Dred Scott Documents Go Online
Efforts to preserve the court records of Dred Scott's unsuccessful challenge of Missouri slavery law, which helped push the nation toward civil war, have moved to the Internet.
The Missouri State Archives worked with St. Louis Circuit Court and Washington University to put 170 pages of the original Scott documents on a Web site.
Preservation efforts are vital because some records in the Scott case have been lost, and many court records from the same period are "crumbling into dust," said historian Lea Vandervelde.
In 1857, the U.S. Supreme Court struck down a ban on slavery in the territories and denied Scott his freedom.
Eleven years earlier, Scott and his wife, Harriett, had filed suit in St.
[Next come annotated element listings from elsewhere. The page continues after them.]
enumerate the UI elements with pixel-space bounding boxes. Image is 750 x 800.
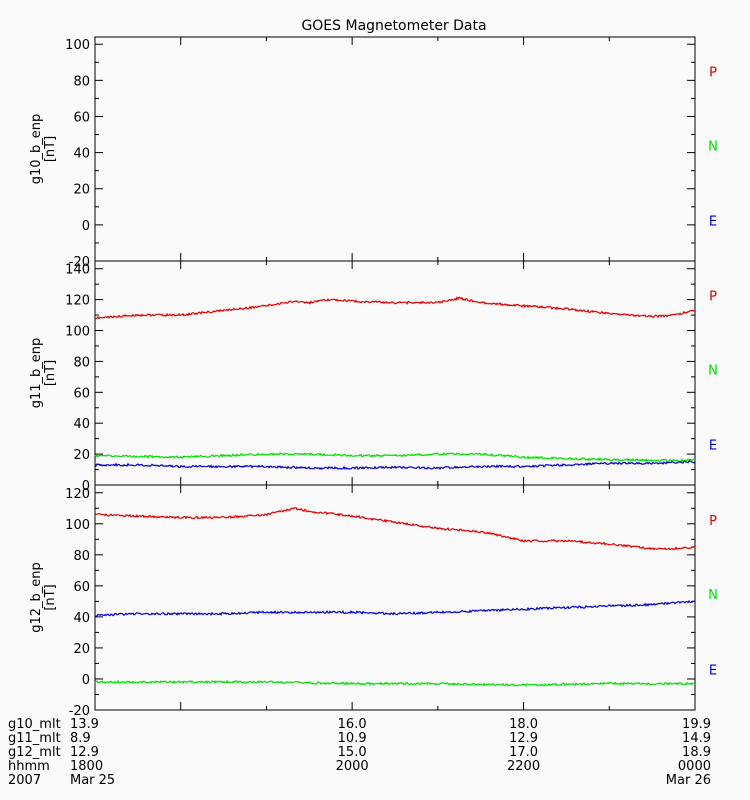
y-tick-label: 80 <box>73 355 90 370</box>
axis-row-label: g10_mlt <box>8 717 61 732</box>
panel-frame <box>94 260 696 486</box>
axis-row-value: 18.9 <box>682 745 711 760</box>
axis-row-value: 18.0 <box>509 717 538 732</box>
y-tick-label: 60 <box>73 110 90 125</box>
y-tick-label: 120 <box>65 487 90 502</box>
y-tick-label: 20 <box>73 183 90 198</box>
y-tick-label: 60 <box>73 386 90 401</box>
series-e <box>94 460 696 471</box>
panel-2: 0 20 40 60 80 100 120 140 g11_b_enp [nT] P N E <box>29 260 718 494</box>
legend-e: E <box>709 439 717 454</box>
axis-row-value: 16.0 <box>338 717 367 732</box>
axis-row-label: 2007 <box>8 773 41 788</box>
time-axis-table: g10_mlt 13.9 16.0 18.0 19.9 g11_mlt 8.9 10.9 12.… <box>8 717 711 788</box>
series-n <box>94 451 696 463</box>
axis-row-value: 2000 <box>336 759 369 774</box>
series-n <box>94 679 696 688</box>
y-tick-label: 40 <box>73 611 90 626</box>
y-tick-label: 0 <box>82 673 90 688</box>
axis-row-value: 14.9 <box>682 731 711 746</box>
y-axis-label: g11_b_enp <box>29 338 44 409</box>
y-tick-label: 140 <box>65 263 90 278</box>
axis-row-label: g11_mlt <box>8 731 61 746</box>
legend-n: N <box>708 588 718 603</box>
panel-frame <box>94 36 696 262</box>
axis-row-value: 12.9 <box>70 745 99 760</box>
axis-row-value: 10.9 <box>338 731 367 746</box>
y-axis-unit: [nT] <box>43 584 58 610</box>
legend-p: P <box>709 514 717 529</box>
panel-frame <box>94 484 696 711</box>
panel-1: -20 0 20 40 60 80 100 g10_b_enp [nT] P N E <box>29 36 718 270</box>
legend-n: N <box>708 140 718 155</box>
legend-p: P <box>709 66 717 81</box>
axis-row-value: 0000 <box>678 759 711 774</box>
y-tick-label: 0 <box>82 219 90 234</box>
series-p <box>94 506 696 551</box>
y-tick-label: 40 <box>73 147 90 162</box>
y-tick-label: 100 <box>65 518 90 533</box>
axis-row-value: 15.0 <box>338 745 367 760</box>
y-tick-label: 120 <box>65 294 90 309</box>
axis-row-label: g12_mlt <box>8 745 61 760</box>
y-tick-label: 60 <box>73 580 90 595</box>
y-tick-label: 100 <box>65 38 90 53</box>
y-tick-label: -20 <box>69 255 90 270</box>
panel-3: -20 0 20 40 60 80 100 120 g12_b_enp [nT] P N E <box>29 484 718 719</box>
y-tick-label: 20 <box>73 642 90 657</box>
axis-row-value: 19.9 <box>682 717 711 732</box>
y-axis-unit: [nT] <box>43 136 58 162</box>
y-tick-label: 40 <box>73 417 90 432</box>
y-axis-unit: [nT] <box>43 360 58 386</box>
axis-row-value: 8.9 <box>70 731 91 746</box>
axis-row-label: hhmm <box>8 759 50 774</box>
legend-p: P <box>709 290 717 305</box>
y-tick-label: 100 <box>65 325 90 340</box>
y-axis-label: g12_b_enp <box>29 562 44 633</box>
legend-e: E <box>709 664 717 679</box>
series-e <box>94 600 696 618</box>
axis-row-value: 2200 <box>507 759 540 774</box>
y-axis-label: g10_b_enp <box>29 114 44 185</box>
y-tick-label: 20 <box>73 448 90 463</box>
y-tick-label: 80 <box>73 74 90 89</box>
y-tick-label: -20 <box>69 704 90 719</box>
axis-row-value: 1800 <box>70 759 103 774</box>
legend-n: N <box>708 364 718 379</box>
y-tick-label: 80 <box>73 549 90 564</box>
axis-row-value: 13.9 <box>70 717 99 732</box>
axis-row-value: Mar 25 <box>70 773 115 788</box>
y-tick-label: 0 <box>82 479 90 494</box>
legend-e: E <box>709 215 717 230</box>
axis-row-value: 12.9 <box>509 731 538 746</box>
axis-row-value: 17.0 <box>509 745 538 760</box>
chart-title: GOES Magnetometer Data <box>301 18 486 34</box>
axis-row-value: Mar 26 <box>666 773 711 788</box>
series-p <box>94 296 696 320</box>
Louis Circuit Court claiming they were legally free because their owner had taken them to non-slave territories of Wisconsin and Illinois.
Scott and his wife won in Circuit Court but suffered a setback when the case was appealed to the Missouri Supreme Court. They then turned to the federal courts.
The Scott records are part of an immense file of Circuit Court cases related to slavery that are being restored and indexed.
State archivist Ken Winn said his agency wants to clean and perform basic conservation work on all Circuit Court records up to 1875, an estimated 4 million pages.
Winn said a committee of historians would be named to help determine which of the documents should be placed on the Internet.
The documents are a rich source for the study of slavery, said Loren Schweninger, a professor at the University of North Carolina at Greensboro and director of a project to create a national archive of slavery records.
"These are just marvelous, marvelous records," he said.